The Waterseller (of Seville) from about 1620 is another of Velázquez’s finest early works. The face of the waterseller shown in profile is expertly modelled, and the glass and pottery lifelike, with shade and shadow giving the two large flasks their distinctive form.
Once he started painting portraits at court, though, shade and shadow became enemies.

Philip IV, Standing (1624) is one of his first portraits of the monarch, and is recorded as being formally accepted in December 1624. He too is lit from the left, but shadows have been carefully omitted except around his hairline.

That contrasts with this portrait of Mars from about 1639-41, where the god is shown off-guard in a moment of relaxation. Apart from the tip of his nose and the point of his chin, the god’s face is in shadow, and he looks like he just got out of bed after a long siesta.

Shade and shadow in Venus at Her Mirror, also known as the Rokeby Venus, enhance its Venus Effect. With its light cast again from the upper left, the reflected face is lit just as we’d expect, with the right of her face in shade and shadow, which helps convince us that its optically impossible reflection is true.

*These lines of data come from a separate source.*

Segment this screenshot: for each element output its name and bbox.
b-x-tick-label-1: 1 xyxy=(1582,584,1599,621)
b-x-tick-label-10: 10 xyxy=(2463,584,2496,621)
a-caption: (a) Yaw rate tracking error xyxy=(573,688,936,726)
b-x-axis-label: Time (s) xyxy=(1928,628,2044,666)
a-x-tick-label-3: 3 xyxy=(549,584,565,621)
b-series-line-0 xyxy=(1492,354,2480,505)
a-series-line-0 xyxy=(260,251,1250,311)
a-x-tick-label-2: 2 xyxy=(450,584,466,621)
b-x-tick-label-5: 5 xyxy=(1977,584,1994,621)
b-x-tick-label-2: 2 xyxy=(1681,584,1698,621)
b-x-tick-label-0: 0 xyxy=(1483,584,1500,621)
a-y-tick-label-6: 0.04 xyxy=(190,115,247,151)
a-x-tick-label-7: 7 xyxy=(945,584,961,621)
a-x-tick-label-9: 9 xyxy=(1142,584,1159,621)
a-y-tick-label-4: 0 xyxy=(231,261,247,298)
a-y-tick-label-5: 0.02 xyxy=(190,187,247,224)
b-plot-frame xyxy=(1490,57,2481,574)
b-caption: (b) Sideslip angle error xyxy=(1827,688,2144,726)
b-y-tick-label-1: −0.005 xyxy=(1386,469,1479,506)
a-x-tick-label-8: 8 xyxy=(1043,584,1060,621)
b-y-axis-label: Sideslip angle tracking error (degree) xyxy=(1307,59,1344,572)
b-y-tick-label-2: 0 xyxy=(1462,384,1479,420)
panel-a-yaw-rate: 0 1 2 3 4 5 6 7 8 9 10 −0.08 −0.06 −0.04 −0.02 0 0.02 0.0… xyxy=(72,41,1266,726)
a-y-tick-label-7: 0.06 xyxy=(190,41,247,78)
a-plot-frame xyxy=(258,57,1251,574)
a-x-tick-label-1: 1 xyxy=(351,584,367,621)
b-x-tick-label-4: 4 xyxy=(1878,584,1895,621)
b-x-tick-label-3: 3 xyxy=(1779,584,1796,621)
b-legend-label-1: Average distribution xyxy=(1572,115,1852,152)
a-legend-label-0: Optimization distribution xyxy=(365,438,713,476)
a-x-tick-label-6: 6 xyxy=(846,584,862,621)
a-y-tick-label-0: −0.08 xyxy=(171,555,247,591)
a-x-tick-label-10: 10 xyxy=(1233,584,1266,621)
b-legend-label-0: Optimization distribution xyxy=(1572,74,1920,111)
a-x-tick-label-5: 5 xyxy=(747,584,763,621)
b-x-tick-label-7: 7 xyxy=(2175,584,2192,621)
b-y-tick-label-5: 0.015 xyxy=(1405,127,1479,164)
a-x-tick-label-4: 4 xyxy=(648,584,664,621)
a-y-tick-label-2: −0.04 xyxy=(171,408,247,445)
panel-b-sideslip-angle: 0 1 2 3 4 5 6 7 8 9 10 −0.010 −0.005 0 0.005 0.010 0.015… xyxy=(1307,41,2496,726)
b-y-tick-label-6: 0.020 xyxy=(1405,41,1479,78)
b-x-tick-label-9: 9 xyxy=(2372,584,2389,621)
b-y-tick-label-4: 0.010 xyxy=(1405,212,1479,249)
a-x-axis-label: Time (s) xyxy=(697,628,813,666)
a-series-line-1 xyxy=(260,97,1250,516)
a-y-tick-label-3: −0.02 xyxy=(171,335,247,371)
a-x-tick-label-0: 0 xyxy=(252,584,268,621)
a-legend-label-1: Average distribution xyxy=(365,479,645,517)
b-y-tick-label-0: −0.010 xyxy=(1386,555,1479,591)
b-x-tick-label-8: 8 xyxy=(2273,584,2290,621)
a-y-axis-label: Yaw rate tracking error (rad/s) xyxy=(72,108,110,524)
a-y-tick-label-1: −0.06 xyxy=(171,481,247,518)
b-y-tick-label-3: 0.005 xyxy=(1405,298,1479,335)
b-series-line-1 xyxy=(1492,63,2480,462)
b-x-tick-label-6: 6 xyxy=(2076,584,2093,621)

Back at court in Madrid, Velázquez’s portrait of Queen Mariana (of Austria) painted in 1652-53 carefully avoids shade and shadow, giving her face a flat and dour appearance.
That wasn’t the case for the most famous group portrait of his career, in Las Meninas from about 1656-57.

This is a group portrait of eleven people and a dog in a faithful depiction of a room in the Alcázar Palace. It’s lit from the upper right, probably because of the potential conflict with Velázquez’s large canvas. Best-lit of its figures is the Infanta Margaret Theresa in the front, who is given a minimum of shade and shadow. The maids of honour on either side of her, and the two dwarves on the right, have their fair share of shadow, which accentuates the features of the taller of the two dwarves, and all but obscures the bodyguard in the right background.

This elaborate use of highlight and shadow is even more apparent in this detail of the figures.

Two figures given a prominent and unusual place are the King and Queen, who are shown reflected in a rectangular plane mirror on the far wall. They are lit consistently with their physical presence in the painting, to the immediate left of the viewer. Perhaps this should be termed the Meninas Effect?